74 entry daha
  • lüks, iyi hissettirmez. iyi hissettiren şanslı olmaktır. çok güzel evler görüyorum, deniz manzaralı, parkelerinden pervazlarına kadar doğru renklerde tercih edilmiş, cool ve estetik evler. oturmaya gücüm yeteceğinden değil de malum sitede karşıma çıkıyor, tıklıyorum. böyle zamanlarda nasıl bir hayat istediğim ışık gibi parlayıveriyor, birkaç saniyeliğine yolum berraklaşıyor.

    bu güzel evler, ben lüksüm diye haykırıyor. bi şekilde o evin içinde otursam, eve kendi rengimi veremem de ev bana kendisini dayatır gibi hissediyorum. masayı nereye koyacağıma, kanepenin cinsine, perde mi stor mu kullanacağıma ben değil mekan karar verir. tüm evi denizin en güzel görüneceği şekilde dizayn ederiz, gelen misafirleri manzaraya nazır ağırlarız ve belki de bu manzara evimize gelecek misafirleri bile belirler.

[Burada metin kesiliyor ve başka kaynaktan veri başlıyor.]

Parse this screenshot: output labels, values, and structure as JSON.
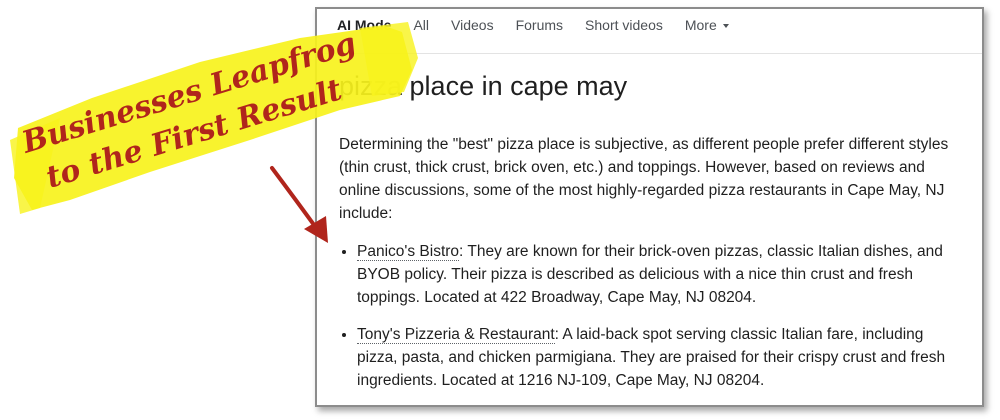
{
  "tabs": {
    "ai_mode": "AI Mode",
    "all": "All",
    "videos": "Videos",
    "forums": "Forums",
    "short_videos": "Short videos",
    "more": "More"
  },
  "query": {
    "visible_text": "pizza place in cape may"
  },
  "answer": {
    "intro": "Determining the \"best\" pizza place is subjective, as different people prefer different styles (thin crust, thick crust, brick oven, etc.) and toppings. However, based on reviews and online discussions, some of the most highly-regarded pizza restaurants in Cape May, NJ include:",
    "items": [
      {
        "name": "Panico's Bistro",
        "text": ": They are known for their brick-oven pizzas, classic Italian dishes, and BYOB policy. Their pizza is described as delicious with a nice thin crust and fresh toppings. Located at 422 Broadway, Cape May, NJ 08204."
      },
      {
        "name": "Tony's Pizzeria & Restaurant",
        "text": ": A laid-back spot serving classic Italian fare, including pizza, pasta, and chicken parmigiana. They are praised for their crispy crust and fresh ingredients. Located at 1216 NJ-109, Cape May, NJ 08204."
      }
    ]
  },
  "banner": {
    "line1": "Businesses Leapfrog",
    "line2": "to the First Result"
  },
  "colors": {
    "highlight": "#f7f21c",
    "ink": "#b0251c",
    "panel_border": "#8c8c8c",
    "text": "#1f1f1f",
    "tab_text": "#4d5156"
  },
  "icons": {
    "more_caret": "chevron-down-icon",
    "annotation_arrow": "arrow-down-icon"
  }
}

    lüks bana kendimi bir yere bağlamışım gibi hissettiriyor. tüketim biçimi değil de bir teslim alınma biçimiymiş gibi. ama şanslı olmak öyle bir şey değil. şanslı olmak, fark etmeden tuttuğunuz evin minik bir manzarasının olması, evinize gelen arkadaşlarınıza "sürpriiz" diyebilmeniz, "oha ya bu nasıl denk geldi" diye tatlı tatlı konuşmanız gibi bir şey. iyi bir muhitte kelepir daire bulmak, anlayışlı bir ev sahibine sahip olmak, eski bir evde oturup sahile çok yakın olmak gibi hem getirisi hem götürüsü olan bir şey.

    şanslı olabilmek, dünyanın bize uygun biçimde, talihiyle bizi desteklemesidir, lüks ise sıktığımız taşın suyunu çıkarabilmektir sanırım. bu gece böyleli. herkese gönlüne göre güzellikler denk gelsin, keşfettikçe hayran olalım ama başımız dönmesin.